It’s dark and rainy this morning and things are uncertain, not only with the weather but with the very foundation of our country. Last year was difficult and I find myself here in January feeling like I took the proverbial “two steps back” since 12 months ago.
It’s like I just got my 2020 report card, opened up the envelope, and found out I’ve been held back a grade because of my failure to grasp the subject material. I’m going to have to do some things all over again.
Night times are the most difficult. When I wake up at 2am with my heart racing everything seems impossible and I don’t know how I’ll ever get past it all. All my failures, all the worries about things that might happen, all the wondering about where the last 20 years have gotten to. These magnified monsters won’t leave me alone in the wee hours.

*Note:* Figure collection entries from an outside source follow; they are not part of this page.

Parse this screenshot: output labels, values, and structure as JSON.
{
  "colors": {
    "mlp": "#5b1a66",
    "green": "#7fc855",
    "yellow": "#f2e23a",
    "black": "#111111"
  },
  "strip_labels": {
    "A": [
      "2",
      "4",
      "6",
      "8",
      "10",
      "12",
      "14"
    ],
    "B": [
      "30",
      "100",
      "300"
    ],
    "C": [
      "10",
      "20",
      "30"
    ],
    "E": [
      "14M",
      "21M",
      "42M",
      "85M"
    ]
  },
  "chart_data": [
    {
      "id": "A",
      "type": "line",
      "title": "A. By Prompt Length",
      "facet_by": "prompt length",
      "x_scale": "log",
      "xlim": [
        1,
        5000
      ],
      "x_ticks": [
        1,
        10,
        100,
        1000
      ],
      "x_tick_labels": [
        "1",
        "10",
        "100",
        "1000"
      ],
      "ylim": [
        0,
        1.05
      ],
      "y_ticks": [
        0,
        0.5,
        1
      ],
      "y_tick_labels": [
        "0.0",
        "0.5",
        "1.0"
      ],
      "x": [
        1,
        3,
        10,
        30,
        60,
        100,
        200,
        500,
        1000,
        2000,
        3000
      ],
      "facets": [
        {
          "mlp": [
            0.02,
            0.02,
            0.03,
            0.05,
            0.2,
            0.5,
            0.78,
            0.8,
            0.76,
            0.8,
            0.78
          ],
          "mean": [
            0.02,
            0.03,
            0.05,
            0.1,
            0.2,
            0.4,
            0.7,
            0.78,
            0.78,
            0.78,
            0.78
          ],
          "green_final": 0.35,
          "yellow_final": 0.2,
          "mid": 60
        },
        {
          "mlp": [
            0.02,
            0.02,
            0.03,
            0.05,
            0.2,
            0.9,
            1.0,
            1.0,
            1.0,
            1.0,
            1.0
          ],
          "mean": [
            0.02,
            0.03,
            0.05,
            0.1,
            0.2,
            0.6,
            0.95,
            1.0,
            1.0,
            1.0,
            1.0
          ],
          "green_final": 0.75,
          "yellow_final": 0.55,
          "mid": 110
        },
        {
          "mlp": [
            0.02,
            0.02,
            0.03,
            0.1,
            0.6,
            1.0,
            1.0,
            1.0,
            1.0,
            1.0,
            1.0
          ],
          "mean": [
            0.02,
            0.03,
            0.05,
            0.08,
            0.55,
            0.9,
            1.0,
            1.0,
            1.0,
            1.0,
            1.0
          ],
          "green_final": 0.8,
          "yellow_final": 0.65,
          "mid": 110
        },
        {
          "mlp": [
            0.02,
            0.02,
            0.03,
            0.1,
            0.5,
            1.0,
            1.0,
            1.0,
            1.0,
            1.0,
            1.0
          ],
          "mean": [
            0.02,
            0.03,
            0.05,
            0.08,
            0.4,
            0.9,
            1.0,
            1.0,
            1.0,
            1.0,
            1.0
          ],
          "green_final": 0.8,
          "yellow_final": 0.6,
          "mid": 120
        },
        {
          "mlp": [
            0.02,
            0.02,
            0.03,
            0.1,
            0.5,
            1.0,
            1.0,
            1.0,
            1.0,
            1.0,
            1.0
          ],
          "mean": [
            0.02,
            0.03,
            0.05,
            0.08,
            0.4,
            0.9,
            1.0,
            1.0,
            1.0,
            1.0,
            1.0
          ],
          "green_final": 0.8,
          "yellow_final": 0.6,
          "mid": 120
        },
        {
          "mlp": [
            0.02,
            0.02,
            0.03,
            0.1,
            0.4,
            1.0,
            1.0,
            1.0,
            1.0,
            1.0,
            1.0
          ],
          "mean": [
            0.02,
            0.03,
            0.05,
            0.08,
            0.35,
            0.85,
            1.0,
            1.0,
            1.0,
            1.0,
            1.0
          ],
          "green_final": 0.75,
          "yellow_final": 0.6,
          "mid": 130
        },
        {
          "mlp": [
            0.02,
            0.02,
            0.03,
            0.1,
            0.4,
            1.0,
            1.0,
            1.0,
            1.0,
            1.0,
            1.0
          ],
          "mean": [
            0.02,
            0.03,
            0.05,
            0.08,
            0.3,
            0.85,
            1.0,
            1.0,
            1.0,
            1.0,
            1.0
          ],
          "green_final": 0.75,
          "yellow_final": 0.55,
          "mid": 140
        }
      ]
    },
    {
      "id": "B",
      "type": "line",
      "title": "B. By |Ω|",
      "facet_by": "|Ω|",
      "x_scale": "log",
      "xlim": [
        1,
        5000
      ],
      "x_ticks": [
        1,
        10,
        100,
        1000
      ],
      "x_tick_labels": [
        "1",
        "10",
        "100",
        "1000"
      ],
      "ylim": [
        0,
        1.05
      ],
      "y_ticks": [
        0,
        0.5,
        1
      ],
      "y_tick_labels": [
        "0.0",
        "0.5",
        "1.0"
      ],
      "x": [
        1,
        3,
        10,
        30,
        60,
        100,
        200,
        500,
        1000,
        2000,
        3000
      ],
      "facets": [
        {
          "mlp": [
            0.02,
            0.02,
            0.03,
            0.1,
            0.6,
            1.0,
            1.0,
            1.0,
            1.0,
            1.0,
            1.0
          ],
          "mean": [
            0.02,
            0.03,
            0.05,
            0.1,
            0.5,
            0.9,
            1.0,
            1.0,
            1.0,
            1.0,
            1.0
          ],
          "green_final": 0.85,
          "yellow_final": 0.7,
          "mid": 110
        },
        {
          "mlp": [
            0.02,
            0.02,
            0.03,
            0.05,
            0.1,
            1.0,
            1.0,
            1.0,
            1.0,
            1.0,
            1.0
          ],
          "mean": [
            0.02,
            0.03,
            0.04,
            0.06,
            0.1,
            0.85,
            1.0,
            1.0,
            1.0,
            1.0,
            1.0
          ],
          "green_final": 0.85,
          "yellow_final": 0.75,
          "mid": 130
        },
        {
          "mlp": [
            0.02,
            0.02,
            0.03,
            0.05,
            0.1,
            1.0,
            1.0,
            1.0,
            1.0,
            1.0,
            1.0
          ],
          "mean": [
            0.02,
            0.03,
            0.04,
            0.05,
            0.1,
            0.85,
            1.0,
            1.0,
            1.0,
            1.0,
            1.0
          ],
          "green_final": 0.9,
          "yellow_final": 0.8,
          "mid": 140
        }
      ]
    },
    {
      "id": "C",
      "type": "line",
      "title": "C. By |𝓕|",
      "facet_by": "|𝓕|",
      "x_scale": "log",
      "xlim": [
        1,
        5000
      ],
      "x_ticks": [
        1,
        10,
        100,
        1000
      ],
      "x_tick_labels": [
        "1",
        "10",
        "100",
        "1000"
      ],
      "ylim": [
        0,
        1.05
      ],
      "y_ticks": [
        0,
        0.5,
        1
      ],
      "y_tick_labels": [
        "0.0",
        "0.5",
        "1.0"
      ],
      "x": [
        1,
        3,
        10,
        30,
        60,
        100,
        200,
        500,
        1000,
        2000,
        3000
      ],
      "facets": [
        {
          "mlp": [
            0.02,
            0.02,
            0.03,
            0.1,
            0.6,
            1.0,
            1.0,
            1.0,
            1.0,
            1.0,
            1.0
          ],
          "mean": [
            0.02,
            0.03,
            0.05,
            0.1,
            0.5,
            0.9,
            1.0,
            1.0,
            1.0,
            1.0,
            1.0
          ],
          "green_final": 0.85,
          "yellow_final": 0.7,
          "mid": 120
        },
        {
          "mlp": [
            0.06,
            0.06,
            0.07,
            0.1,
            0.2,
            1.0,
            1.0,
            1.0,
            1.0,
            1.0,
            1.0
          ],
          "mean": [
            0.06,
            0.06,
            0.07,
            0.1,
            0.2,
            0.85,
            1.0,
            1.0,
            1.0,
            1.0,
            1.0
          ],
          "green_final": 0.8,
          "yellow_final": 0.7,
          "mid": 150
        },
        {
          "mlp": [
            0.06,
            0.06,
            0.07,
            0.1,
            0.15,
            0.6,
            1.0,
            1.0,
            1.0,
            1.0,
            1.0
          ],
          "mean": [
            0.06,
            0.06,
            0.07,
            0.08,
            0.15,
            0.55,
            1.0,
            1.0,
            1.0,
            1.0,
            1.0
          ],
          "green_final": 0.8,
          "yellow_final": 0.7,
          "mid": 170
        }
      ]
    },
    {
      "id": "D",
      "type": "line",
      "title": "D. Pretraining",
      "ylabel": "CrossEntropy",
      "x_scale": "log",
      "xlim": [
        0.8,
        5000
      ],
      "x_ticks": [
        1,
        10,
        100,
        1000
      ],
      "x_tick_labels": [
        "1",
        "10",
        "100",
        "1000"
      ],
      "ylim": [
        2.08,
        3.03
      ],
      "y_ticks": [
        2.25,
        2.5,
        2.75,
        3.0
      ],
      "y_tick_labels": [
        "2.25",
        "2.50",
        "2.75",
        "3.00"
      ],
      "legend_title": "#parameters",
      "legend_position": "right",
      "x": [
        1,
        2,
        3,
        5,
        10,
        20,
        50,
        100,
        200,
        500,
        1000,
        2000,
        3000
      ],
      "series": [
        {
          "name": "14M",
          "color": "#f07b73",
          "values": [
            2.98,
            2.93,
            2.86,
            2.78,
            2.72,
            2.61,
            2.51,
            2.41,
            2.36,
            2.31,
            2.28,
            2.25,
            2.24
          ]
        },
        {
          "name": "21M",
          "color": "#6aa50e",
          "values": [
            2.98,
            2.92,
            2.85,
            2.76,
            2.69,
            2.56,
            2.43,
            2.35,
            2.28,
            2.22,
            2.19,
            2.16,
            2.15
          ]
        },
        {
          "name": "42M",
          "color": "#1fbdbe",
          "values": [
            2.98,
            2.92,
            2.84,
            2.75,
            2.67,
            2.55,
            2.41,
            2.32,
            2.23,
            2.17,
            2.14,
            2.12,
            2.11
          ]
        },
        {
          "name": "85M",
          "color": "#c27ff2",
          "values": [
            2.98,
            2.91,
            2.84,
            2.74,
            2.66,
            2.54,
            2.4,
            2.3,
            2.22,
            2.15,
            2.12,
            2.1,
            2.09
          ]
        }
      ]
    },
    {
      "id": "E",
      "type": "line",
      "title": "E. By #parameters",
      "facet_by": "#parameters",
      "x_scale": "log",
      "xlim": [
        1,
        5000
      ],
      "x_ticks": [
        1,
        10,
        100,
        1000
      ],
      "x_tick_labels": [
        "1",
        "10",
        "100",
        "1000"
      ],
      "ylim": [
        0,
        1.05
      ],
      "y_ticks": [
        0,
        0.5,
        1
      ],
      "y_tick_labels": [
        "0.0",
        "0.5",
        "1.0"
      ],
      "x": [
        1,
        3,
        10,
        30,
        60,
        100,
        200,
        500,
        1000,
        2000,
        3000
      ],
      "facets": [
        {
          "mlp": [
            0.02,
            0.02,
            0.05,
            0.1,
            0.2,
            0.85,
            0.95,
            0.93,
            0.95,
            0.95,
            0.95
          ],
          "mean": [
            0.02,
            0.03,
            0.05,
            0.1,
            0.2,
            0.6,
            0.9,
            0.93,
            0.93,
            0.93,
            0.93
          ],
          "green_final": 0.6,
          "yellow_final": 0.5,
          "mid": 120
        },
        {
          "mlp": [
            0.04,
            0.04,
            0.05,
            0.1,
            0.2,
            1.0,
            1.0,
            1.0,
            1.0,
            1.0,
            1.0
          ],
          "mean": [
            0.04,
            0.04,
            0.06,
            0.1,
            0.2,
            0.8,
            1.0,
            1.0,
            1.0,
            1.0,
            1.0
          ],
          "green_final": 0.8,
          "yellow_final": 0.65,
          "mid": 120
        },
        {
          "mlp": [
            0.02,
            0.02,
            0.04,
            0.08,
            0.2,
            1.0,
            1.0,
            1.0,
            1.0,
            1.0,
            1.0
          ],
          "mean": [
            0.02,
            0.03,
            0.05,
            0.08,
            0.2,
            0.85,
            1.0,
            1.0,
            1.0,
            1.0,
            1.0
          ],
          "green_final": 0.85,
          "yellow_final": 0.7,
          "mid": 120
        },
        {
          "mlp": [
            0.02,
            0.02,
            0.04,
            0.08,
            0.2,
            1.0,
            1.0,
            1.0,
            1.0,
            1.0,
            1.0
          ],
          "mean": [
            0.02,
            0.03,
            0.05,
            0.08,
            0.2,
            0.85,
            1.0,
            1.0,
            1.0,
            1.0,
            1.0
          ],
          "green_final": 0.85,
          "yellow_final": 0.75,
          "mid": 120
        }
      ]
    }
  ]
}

I get reminded, though, that God always makes purposeful things out of our mess. He delights in that. We just have to let it happen. Like, relax into it. Expect it but don’t ever try to figure it out or predict what it is going to look like. Throw up my arms and let the dive coaster take me where it will, knowing that I will ultimately be OK.
I sure could not have predicted last year. So what makes me think I can predict this year? I always forget.
There’s a purpose for my do-over, my apparent failures… my life is beautiful even though I make it hard sometimes. God is right there beside me, walking with me in the valleys of my own creation and the thickets of the devil. Is that a smile I see on his face?
I’ve learned over the years to relax into pain, to let go in the face of whatever life throws at me. Except, I never really learned how to do that when I was the one making a mistake. I still tense up, swear I’ll never accept it, and brace myself against my own imperfections and the ways I disappoint myself.
That will never play out well. I think the lesson set before me on the table of 2021 is to lean into my failure, to stop resisting it, stop running from it. It happened. I failed. Again. But God is not dismayed. He might even be chuckling, if I see him correctly as we walk this journey.
I can assure you He laughs at me everyday and twice on Sundays. I forget that we are children to Him and I think of the things my kids do that make me laugh. Whether they sneak a snack and think I don’t see or whether they try to complete a task that seems hard to them but I know they can do it. So I say all that to say whatever tasks we have before us (easy or hard) he knows we can do it.
That’s what I was thinking, Kaffie, about the way we parents chuckle at our kids…. thanks! You get me!